Moby Dick : Propos à la dérive…
Scène

Moby Dick : Propos à la dérive…

La mise en scène de Moby Dick par Dominic Champagne éblouit par ses scènes qui illustrent de façon ingénieuse la supériorité illusoire de l’Homme sur la nature, grâce notamment à la superbe scénographie de Michel Crête, mais enlève un certain intérêt aux dialogues, victimes d’une surabondance d’action et d’effets spectaculaires.

L’adaptation de Bryan Perro du célèbre roman d’Herman Melville présente le jeune Ishmaël (Steve Gagnon), désireux de découvrir le monde, qui rejoint naïvement l’équipe du navire Péquod. Dès sa rencontre avec le capitaine Achab (Normand D’Amour), il découvre que la mission de l’homme obscur ne se limite pas à chasser la baleine pour obtenir son huile; Achab veut trouver et éliminer Moby Dick, un énorme cachalot qui l’a estropié.

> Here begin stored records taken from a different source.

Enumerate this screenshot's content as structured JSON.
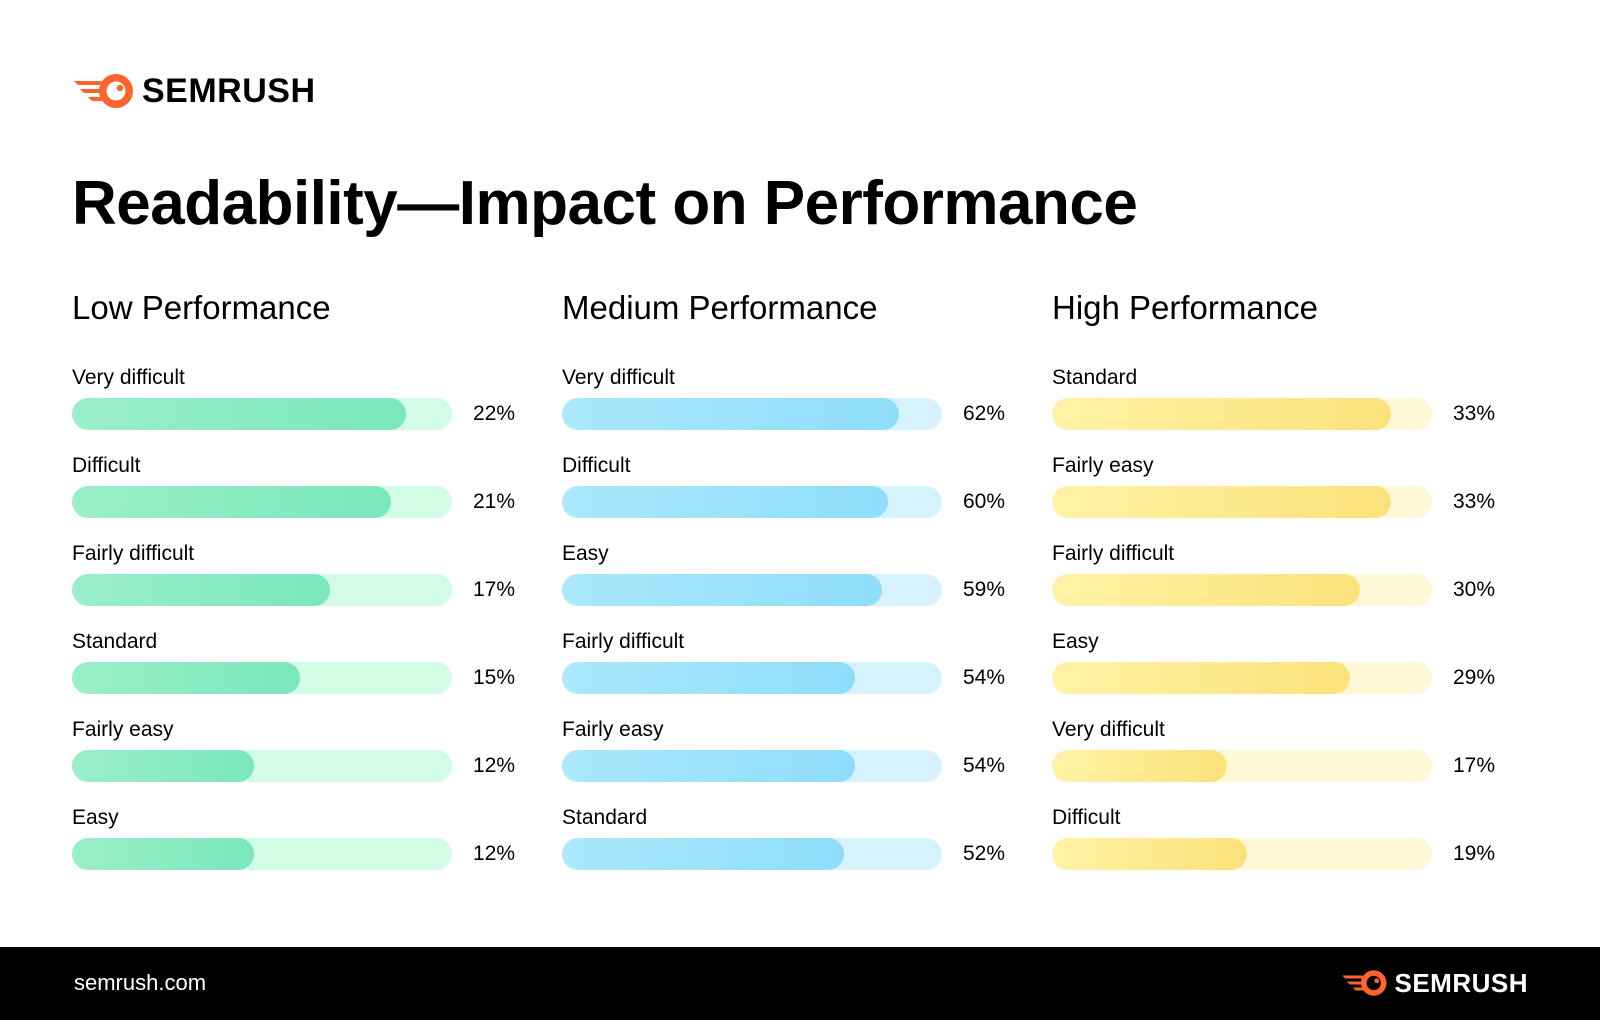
{
  "brand": {
    "name": "SEMRUSH",
    "url": "semrush.com",
    "logo_icon": "semrush-flame-logo",
    "accent_color": "#FF642D"
  },
  "title": "Readability—Impact on Performance",
  "colors": {
    "low": {
      "fill_from": "#9BEEC9",
      "fill_to": "#7AE8BD",
      "track": "#D3FCE6"
    },
    "medium": {
      "fill_from": "#ABE8FB",
      "fill_to": "#8EDDFB",
      "track": "#D6F3FD"
    },
    "high": {
      "fill_from": "#FFF3A6",
      "fill_to": "#FBE27A",
      "track": "#FFF8D6"
    }
  },
  "chart_data": [
    {
      "type": "bar",
      "title": "Low Performance",
      "xlim": [
        0,
        25
      ],
      "categories": [
        "Very difficult",
        "Difficult",
        "Fairly difficult",
        "Standard",
        "Fairly easy",
        "Easy"
      ],
      "values": [
        22,
        21,
        17,
        15,
        12,
        12
      ],
      "labels": [
        "22%",
        "21%",
        "17%",
        "15%",
        "12%",
        "12%"
      ],
      "color_key": "low"
    },
    {
      "type": "bar",
      "title": "Medium Performance",
      "xlim": [
        0,
        70
      ],
      "categories": [
        "Very difficult",
        "Difficult",
        "Easy",
        "Fairly difficult",
        "Fairly easy",
        "Standard"
      ],
      "values": [
        62,
        60,
        59,
        54,
        54,
        52
      ],
      "labels": [
        "62%",
        "60%",
        "59%",
        "54%",
        "54%",
        "52%"
      ],
      "color_key": "medium"
    },
    {
      "type": "bar",
      "title": "High Performance",
      "xlim": [
        0,
        37
      ],
      "categories": [
        "Standard",
        "Fairly easy",
        "Fairly difficult",
        "Easy",
        "Very difficult",
        "Difficult"
      ],
      "values": [
        33,
        33,
        30,
        29,
        17,
        19
      ],
      "labels": [
        "33%",
        "33%",
        "30%",
        "29%",
        "17%",
        "19%"
      ],
      "color_key": "high"
    }
  ]
}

La scénographie exceptionnelle de Michel Crête capte toute l’ampleur de la mégalomanie du capitaine et de l’affront entre la baleine et l’équipage. L’immense décor qui représente la proue du bateau et pivote pour devenir une gigantesque falaise frôle les installations scéniques du Cirque du Soleil qui sont, évidemment, très familières à Crête et Champagne. Les scènes mouvementées – les marins sur les baleiniers, la transformation des restes de baleine en huile, pour ne nommer que celles-là – rendent véritablement hommage à Melville et à son oeuvre.

Le capitaine Achab (Normand D'Amour) en plein harponnage / Crédit: Yves Renaud
Le capitaine Achab (Normand D’Amour) en plein harponnage / Crédit: Yves Renaud

 

Si la très intense scénographie impressionne par sa mise en scène de tempêtes et chasse en mer, orages et autres intempéries, elle fait ombre au récit et le Moby Dick de Dominic Champagne devient un spectacle de grande envergure où le propos est avalé par une quantité phénoménale d’effets. Certes, le combat entre l’Homme et la nature s’impose avec brio, mais on en oublie les échanges entre les marins et les nombreux monologues du capitaine. Ils apparaissent malheureusement ternes suivant les grandes scènes d’action. Si les préoccupations environnementales du metteur en scène et la course sans morale aux richesses naturelles sont évidentes, elles se résument bien rapidement en quelques phrases à la toute fin.

Dominic Champagne a fait appel à Frédérike Simard et à sa voix sublime pour accompagner la musique créée par Ludovic Bonnier. L’énergique trame sonore qui ponctue la quête meurtrière des marins, se transforme continuellement au fil de l’action, aidée de différents instruments est bien menée par les musiciens sur scène. C’est donc dans un mélange de musique ambiante aux multiples sonorités, folklorique et rock que la musique créé la poésie de cette incomparable expédition vengeresse. On y imagine sans difficulté la vie en mer qu’a imaginé (et vécu) Herman Melville. Cette trame sonore, très réussie, est d’ailleurs disponible sous l’étiquette Analekta.

Crédit: Yves Renaud
Crédit: Yves Renaud

 

David Savard, dans le rôle de Starbuck, amène une touche d’humanité dans ce qui demeure un ensemble un peu trop figé. Seul personnage à tenter de raisonner le capitaine, il n’aura d’autre choix que de suivre l’équipage dans une mission qu’il juge, à raison, périlleuse et irrationnelle. Steve Gagnon est juste en Ishmaël, dosant entre la candeur d’un jeune homme curieux et une vive lucidité face à la mission du capitaine. Jean-François Casabonne, pour sa part, détonne merveilleusement bien en Queequeg, dans un jeu physique et énigmatique qui captive.

Le rôle du dit capitaine semble tout indiqué pour Normand d’Amour; solide, tourmenté, entêté, animé par la vengeance et la rancoeur, son Achab mène bien le récit et offre un rôle magnifique pour le comédien. Ses monologues auront toutefois été quelque peu éclipsés par l’ambitieuse, peut-être trop ambitieuse mise en scène de la pièce.